I'm struck by how Iraq still casts a shadow. On what grounds, after all, does the Bush administration condemn Russia? Launching a war without UN permission? Er ... it's not that easy for the US to go all high-minded at this point. How strong is the NATO alliance in reacting to this kind of provocation? Immeasurably weakened by the past seven years. Why is Russia so much more powerful than it was? Putin's political skills and oil - whose value has sky-rocketed since the US invasion of the Middle East.
Georgia, alas, is within Russia's traditional field of influence, and was provoking the kind of massive over-reaction they're now getting.
The fantasy that a country like Georgia, however much we may want to support its democratic aspirations, is a big player in great power politics - fecklessly encouraged by the abstract "freedom-is-on-the-march" utopianism of Bush - has now been thoroughly debunked. No, this is not Bush's fault. But it is partly his fault that our options and moral standing are so limited in response. Georgians, led foolishly on, will now turn on the West just as emotionally as they once foolishly glommed onto it. And no, this is not Czechoslovakia or Hungary. Russia is no longer a totalitarian country, just a corrupt-but-relatively-free-market autocracy on the steroids of the oil bonanza. But Russia is still Russia.

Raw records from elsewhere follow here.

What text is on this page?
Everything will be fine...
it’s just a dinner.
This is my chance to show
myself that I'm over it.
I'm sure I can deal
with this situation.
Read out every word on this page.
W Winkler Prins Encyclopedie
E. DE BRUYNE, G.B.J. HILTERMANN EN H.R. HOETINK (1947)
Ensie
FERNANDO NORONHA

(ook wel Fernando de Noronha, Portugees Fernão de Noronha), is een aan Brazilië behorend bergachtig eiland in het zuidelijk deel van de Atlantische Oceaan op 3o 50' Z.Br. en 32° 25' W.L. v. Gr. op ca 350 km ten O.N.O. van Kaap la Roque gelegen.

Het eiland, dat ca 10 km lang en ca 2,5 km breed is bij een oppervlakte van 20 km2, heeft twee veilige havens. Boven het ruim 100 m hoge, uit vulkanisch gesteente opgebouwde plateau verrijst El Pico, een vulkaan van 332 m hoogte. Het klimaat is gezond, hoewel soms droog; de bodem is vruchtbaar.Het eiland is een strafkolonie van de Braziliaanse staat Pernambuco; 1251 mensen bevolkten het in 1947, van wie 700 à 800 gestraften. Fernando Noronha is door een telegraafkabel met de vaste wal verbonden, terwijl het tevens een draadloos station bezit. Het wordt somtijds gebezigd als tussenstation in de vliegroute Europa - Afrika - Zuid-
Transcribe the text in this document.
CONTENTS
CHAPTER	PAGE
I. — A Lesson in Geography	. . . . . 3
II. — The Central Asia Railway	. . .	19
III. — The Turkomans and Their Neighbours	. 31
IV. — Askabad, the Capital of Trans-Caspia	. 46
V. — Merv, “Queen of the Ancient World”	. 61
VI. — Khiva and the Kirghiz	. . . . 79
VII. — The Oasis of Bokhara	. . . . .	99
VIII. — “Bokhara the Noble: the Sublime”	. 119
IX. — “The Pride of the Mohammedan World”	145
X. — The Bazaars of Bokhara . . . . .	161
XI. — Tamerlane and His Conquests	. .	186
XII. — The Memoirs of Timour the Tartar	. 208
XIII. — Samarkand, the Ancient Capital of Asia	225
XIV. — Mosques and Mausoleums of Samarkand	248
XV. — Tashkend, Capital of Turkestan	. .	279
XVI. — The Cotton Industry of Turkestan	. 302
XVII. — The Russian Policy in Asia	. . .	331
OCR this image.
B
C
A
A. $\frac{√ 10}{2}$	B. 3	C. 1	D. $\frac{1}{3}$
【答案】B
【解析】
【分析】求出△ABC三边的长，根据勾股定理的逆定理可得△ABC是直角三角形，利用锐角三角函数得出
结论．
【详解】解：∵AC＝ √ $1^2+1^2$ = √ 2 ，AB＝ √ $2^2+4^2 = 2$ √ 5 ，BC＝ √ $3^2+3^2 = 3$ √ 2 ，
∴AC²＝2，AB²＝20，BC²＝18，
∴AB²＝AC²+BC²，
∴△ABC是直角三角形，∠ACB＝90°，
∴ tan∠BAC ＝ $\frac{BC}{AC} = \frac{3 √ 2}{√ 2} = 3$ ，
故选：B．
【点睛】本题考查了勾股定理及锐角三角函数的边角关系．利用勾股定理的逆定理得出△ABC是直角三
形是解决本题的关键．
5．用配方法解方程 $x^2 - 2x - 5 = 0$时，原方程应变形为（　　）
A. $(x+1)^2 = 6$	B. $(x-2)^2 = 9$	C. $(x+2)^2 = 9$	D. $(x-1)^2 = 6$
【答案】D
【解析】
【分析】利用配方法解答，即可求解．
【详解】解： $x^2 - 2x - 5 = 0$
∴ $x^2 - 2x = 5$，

The US will do nothing but diplomacy because there is no vital interest at stake in Georgia, and because the US military is completely absorbed in two wars that make this Georgia-Russia conflict a tea-party. Russia knows this; the US knows this; the EU knows this; and the Georgian leadership was too cocky to absorb it.
So can we quit the hyper-ventilating, please? This is another indicator of how the world is not uni-polar, and how badly this administration has managed American soft and hard power for the last seven years. A stronger, more belligerent Russia is part of the post-Bush picture. And there's not much anyone can do about it now.